Nina Shah, MD: Sonja Zweegman MD did present the data for unfit and frail myeloma using an ixazomib-based regimen. First of all, I love the trial because it’s a hard thing to do. What I thought was interesting is the people who were unfit did a little bit differently than the people who are frail. What that means to me is our scoring is not consistent for these. If we’re going to do trials with these, then we should be able to have consistent scoring. Just like with the smoldering risk adaptation, you have to know how your scoring is consistent or not. That really struck out to me.
What’s so great now is we have a lot of trials in transplant “ineligible,” understanding that doesn’t always mean unfit. We all know how to dose modify. So RVd [lenalidomide, bortezomib, dexamethasone]-Lite, things like that, are important to consider. Some people want to get therapy but they also recognize their own limitations.
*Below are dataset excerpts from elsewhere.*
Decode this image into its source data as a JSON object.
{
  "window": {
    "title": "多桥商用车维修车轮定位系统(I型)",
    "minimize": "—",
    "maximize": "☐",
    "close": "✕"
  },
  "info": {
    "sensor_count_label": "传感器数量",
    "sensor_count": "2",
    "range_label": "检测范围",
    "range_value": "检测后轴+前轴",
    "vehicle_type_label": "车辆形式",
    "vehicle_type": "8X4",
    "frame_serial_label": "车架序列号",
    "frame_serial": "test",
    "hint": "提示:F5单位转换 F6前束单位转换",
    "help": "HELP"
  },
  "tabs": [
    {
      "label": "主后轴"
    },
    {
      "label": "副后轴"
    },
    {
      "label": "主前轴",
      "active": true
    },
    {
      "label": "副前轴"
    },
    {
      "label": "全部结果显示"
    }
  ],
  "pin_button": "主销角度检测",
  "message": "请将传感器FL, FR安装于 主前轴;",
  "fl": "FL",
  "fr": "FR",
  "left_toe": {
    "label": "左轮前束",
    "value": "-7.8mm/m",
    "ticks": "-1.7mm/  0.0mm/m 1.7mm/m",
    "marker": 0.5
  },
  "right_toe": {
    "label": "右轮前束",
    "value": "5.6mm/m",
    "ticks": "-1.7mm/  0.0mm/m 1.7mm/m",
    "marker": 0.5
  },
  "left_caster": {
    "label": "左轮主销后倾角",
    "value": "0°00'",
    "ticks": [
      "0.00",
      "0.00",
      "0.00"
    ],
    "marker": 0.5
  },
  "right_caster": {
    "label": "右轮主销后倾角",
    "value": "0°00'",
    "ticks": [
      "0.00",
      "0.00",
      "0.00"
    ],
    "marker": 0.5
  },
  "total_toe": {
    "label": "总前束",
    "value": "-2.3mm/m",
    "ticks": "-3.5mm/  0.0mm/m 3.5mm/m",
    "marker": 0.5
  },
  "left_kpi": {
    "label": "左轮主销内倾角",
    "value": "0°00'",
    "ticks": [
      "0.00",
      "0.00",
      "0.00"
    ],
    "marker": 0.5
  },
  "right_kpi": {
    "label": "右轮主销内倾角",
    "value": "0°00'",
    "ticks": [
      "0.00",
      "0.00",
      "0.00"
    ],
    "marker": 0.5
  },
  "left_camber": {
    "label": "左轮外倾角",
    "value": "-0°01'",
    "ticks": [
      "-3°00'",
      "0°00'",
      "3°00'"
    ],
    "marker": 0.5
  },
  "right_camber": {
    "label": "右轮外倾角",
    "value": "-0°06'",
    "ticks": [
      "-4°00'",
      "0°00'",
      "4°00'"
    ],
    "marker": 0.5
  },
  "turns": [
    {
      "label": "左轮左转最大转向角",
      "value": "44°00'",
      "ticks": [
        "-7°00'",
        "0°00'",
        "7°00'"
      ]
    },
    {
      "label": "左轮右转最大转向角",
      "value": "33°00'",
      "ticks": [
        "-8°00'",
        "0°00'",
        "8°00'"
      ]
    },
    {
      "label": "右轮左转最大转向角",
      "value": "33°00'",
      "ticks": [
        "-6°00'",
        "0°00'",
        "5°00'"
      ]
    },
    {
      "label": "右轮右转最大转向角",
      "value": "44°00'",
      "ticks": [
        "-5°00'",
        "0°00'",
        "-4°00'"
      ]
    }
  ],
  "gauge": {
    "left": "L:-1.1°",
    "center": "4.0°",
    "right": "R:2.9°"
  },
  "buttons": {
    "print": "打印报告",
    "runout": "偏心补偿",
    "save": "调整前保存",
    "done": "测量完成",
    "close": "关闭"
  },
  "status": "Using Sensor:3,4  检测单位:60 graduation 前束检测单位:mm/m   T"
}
So a lot of patient discussion, physicians understanding gestalt, I think goes into it.
Paul G. Richardson, MD: Ajai, how do you take on this issue?
Ajai Chari, MD: I think we accept ISS [International Staging System], FISH [fluorescence in situ hybridization] as risk stratification. The frailty I think because it’s not a quick, 1 second thing. There was a recent Blood publication that showed that probably the single best test is your gait speed. We have a patient on a clinical trial who had a lot of complications. She had the worst gait speed of anyone enrolled. I think that’s a quick, it’s kind of an eyeball thing, but you have the patient get up and walk. And how long that takes, it can be done in 20 seconds. That I think is going to be important, and if we don’t stratify clinical trials by these kinds of patients, recognizing though that even in a gait-speed adjusted, who’s getting into a study; real-world patients, probably at best, 50% of real-world patients are eligible for studies. I really want to echo what Ken said which is, it’s not the number of drugs, it’s the doses and schedule. Everybody needs rapid responses to treatment. It’s just in a deliverable fashion. I think it’s not to sacrifice on a number of drugs, but the doses and schedules, and also the monoclonal antibodies in particular; very well tolerated as a triplet in elderly.
Paul G. Richardson, MD: It’s incredibly important to recognize that the performance status gait speed and the symptoms are of course driven by disease. An effective regimen can then transform that in a way that obviously you can see a dramatic improvement. Sagar if I may, your thoughts on this.
Sagar Lonial, MD, FACP: I think the reality is that much of what you guys are describing is
not captured anywhere in our medical record. It really requires you to spend time trying to understand. I actually ask the 75-year-old guy, “Do you play golf? What do you do during a day? How’s it different now than it was 3 months ago?” I think those kinds of things are often missed, and they’re not in any of the 6-page, content-free notes that we sometimes get.
Amrita Y. Krishnan, MD: I would make the comment that myeloma is a little different than other diseases because often when patients present they have a lot of compression fractures, bony disease, which in one sense really acutely decreases their performance status. You don’t want to underestimate their true performance status.
The other thing I would say in terms of gait speed also, my gait speed from day 1 at ASH [American Society of Hematology 2019 annual meeting] greatly diminished by day 4.
Paul G. Richardson, MD: Hopefully you don’t need treatment.